Avertir le modérateur

« Miam miam pour une personne | Page d'accueil | Les temps changent »

18 septembre 2009

Sieste crapuleuse

J'ai fait un rêve étrange...

Une quinzaine de personnes de tous âges et des deux sexes, tous en sous-vêtements, qui se trémoussaient ensemble sur la musique que jouait un gars barbu et impassible, assis au milieu...

C'était un peu flou, comme des photos de David Hamilton...

Le truc un peu pourri, tu vois...

En plus il y avait des bulles de savon qui volaient tout autour, des ballons, tout le monde était masqué...

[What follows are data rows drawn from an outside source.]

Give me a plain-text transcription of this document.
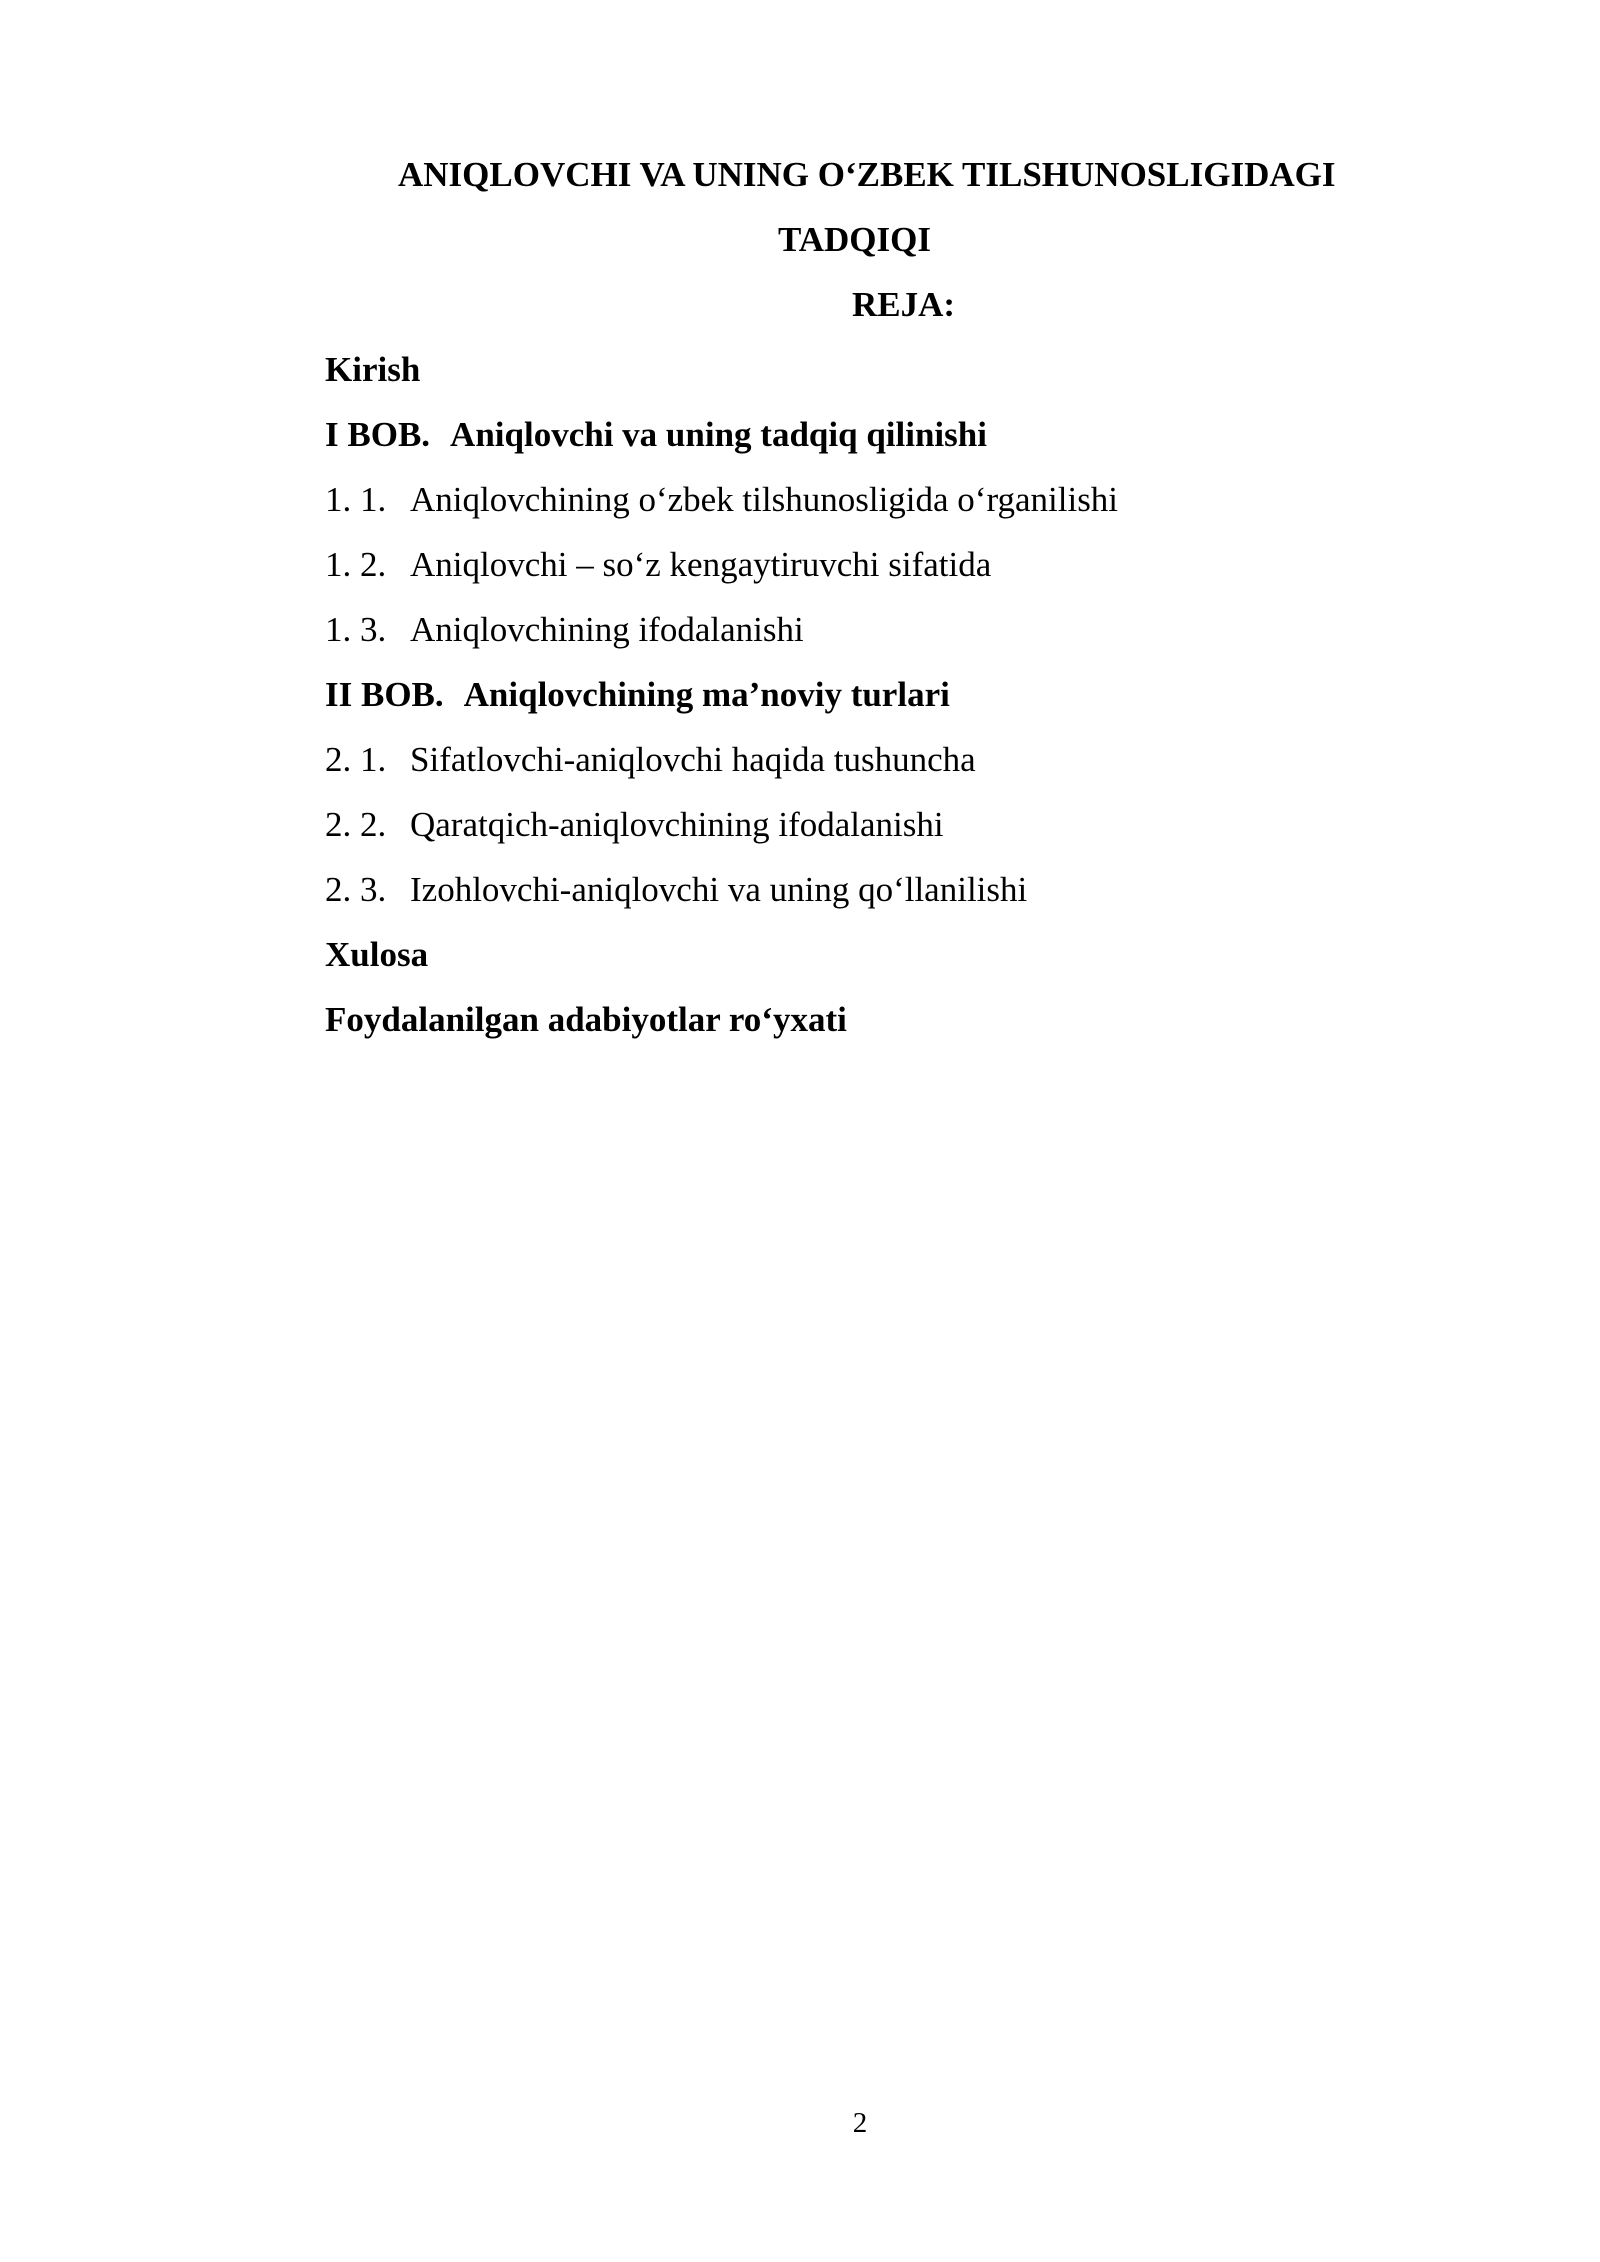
ANIQLOVCHI VA UNING O‘ZBEK TILSHUNOSLIGIDAGI
TADQIQI
REJA:
Kirish
I BOB. Aniqlovchi va uning tadqiq qilinishi
1. 1. Aniqlovchining o‘zbek tilshunosligida o‘rganilishi
1. 2. Aniqlovchi – so‘z kengaytiruvchi sifatida
1. 3. Aniqlovchining ifodalanishi
II BOB. Aniqlovchining ma’noviy turlari
2. 1. Sifatlovchi-aniqlovchi haqida tushuncha
2. 2. Qaratqich-aniqlovchining ifodalanishi
2. 3. Izohlovchi-aniqlovchi va uning qo‘llanilishi
Xulosa
Foydalanilgan adabiyotlar ro‘yxati
2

Ça m'a fait penser à ce navet de Kubrick avec le chef des scientologues, "Eyes Wide Shut"...

Enfin, tout ça pour te dire que je me suis réveillé de ma sieste en sursaut, en sueur, encore plus fatigué qu'avant de m'allonger !

 

Lawrence Arabia
Apple Pie Bed (2009)

 

3524865534_bd92ff536f_m.jpg

C'est grâce à ce morceau que Lawrence Arabia a gagné cette année le Apra Silver Scroll Award de la meilleure chanson de l'année.

Mais c'est quoi le Apra Silver Scroll Award ?

Ben c'est l'équivalent des Victoires de la musique, mais pour les néo-zélandais.

Et c'est qui Lawrence Arabia ?

Ben pour savoir tu clic clic sur la pochette, nigaud !

 

15:56 Publié dans Perle | Lien permanent | Commentaires (3) | Tags : lawrence arabia, musique, video, sexe |

Commentaires

"navet de Kubrick avec le chef des scientologues, "Eyes Wide Shut"..."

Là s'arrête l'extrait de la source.